All ‘her pictures and ornaments had been smashed, and were lying about in atoms. The damage would amount to quite £30’ [£1,800 today]. A week later William went further, assaulting his mother by striking her ‘several blows’.

After appearing in court at Marlborough Street William was formally committed for trial while George, although acquitted of causing the damage, was ordered to find sureties (to the tune of £50) to keep the peace towards his mother for six months.

[from The Standard, Friday, May 16, 1890]

One drink led to another…

Rosemary Lane had a bit of a reputation in the eighteenth century, and its fair to say this persisted well into the 1800s. Now the lane has gone, replaced completely by Royal Mint Street which runs to join Cable Street, south of Whitechapel High Street. In 1861 Henry Mayhew wrote of the people that here:

The lodgings here are occupied by dredgers, ballast-heavers, coal-whippers, watermen, lumpen, and others whose trade is connected with the river, as well as the slop-workers and sweaters working for the Minories. The poverty of these workers compels them to lodge wherever the rent of the rooms is the lowest.

One of those living in and around Rosemary Lane was Mary Ann Carey, who described herself as a ‘basket woman’. On Tuesday, the 22 September 1868 Mary was in a pub when John Fletcher, a native of Scotland, newly arrived from Australia, walked past.

According to Fletcher Mary ‘rushed out’ and asked him to have a drink with her. Mary may have fallen for him, or perhaps she was already a little the worse for drink to be so forward, but my understanding of her actions suggests that she was a prostitute as well as a basket woman. Many women in the area sold themselves when they could not sell something less personal.

Gold rush

Fletcher had been to Australia for the gold rush; we know this because in court he said he was carrying ‘two nuggets of gold entrusted to him by a  scotchman [he met] at the diggings’. The gold rush in Australia drew thousands of fortune hunters to the continent i the 1850s and 60s. John Fletcher said he had had arrived back in London from Melbourne on the Lincolnshire and had presumably gone out to party on his new wealth. Months at sea with only male company led him to Whitechapel and the dock community than was synonymous with cheap booze and casual sex.

He took Mary up on her offer and the two of them started drinking at noon. ‘One drink led to another’, he told the court, and soon he realised he was missing not only the two gold nuggets but also four sovereigns. At least he still had his gold watch he thought, as the chain was in his pocket. Alas when he pulled the chain out, the watch was gone!

He called for a policeman and PC Childs came to his assistance. The policeman told the magistrate (Mr. Paget) that the pub was a ‘notorious den of thieves’ and he knew Mary as well. She was soon apprehended and presented in court. PC Childs suggested it was unlikely she was working alone and he begged time to round up the others.
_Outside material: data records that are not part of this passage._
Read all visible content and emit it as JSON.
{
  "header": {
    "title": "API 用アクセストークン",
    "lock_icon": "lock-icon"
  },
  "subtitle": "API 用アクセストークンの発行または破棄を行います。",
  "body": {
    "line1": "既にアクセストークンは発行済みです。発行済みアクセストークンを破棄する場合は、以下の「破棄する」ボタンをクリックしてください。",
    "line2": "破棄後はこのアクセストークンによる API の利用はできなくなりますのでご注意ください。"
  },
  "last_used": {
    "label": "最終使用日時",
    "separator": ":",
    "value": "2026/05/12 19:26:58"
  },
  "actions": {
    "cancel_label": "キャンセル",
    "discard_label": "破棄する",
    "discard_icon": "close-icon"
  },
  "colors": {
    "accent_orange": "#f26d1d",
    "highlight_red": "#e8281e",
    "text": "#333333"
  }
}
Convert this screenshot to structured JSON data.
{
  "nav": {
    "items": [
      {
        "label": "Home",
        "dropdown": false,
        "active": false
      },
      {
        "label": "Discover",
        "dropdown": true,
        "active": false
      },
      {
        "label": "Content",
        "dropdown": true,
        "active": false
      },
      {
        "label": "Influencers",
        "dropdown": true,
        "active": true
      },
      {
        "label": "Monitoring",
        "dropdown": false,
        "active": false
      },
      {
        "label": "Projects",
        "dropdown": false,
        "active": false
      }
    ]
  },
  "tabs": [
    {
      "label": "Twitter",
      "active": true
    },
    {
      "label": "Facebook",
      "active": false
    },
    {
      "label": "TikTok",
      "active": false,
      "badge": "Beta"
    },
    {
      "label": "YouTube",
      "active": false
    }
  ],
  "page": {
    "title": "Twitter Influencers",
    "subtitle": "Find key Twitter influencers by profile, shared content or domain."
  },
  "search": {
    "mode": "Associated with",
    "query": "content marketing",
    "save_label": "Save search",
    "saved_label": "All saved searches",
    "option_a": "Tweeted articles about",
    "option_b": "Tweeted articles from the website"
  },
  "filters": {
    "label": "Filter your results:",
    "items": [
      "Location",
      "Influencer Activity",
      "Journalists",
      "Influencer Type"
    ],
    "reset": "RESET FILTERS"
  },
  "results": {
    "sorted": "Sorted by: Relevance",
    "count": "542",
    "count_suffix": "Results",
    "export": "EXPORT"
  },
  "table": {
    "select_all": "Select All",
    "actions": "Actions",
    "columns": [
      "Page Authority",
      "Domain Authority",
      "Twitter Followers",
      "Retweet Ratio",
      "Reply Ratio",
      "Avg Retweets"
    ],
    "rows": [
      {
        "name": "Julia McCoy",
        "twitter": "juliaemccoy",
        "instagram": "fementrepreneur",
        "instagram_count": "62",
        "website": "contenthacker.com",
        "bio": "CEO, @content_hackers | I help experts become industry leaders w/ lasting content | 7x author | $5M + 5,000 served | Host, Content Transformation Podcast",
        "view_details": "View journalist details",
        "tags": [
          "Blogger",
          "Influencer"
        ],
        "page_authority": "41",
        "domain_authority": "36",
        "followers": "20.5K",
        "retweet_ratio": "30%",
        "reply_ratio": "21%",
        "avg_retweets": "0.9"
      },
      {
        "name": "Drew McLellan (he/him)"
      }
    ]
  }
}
Mr. Paget sympathized with the Scotsman’s plight but also said that his experienced should be a warning to others to avoid such places and keep their valuables safe. The court reporter took great delight in transcribing Fletcher’s words in dialect:

When asked what he would do now the poor man replied: ‘I was guan to Scotland. What am I to do now I dinna ken’. Where had he slept? ‘I was oot all the nicht in a yard’.

It was a very long way to go to find gold only to lose it within hours of landing back home in Britain.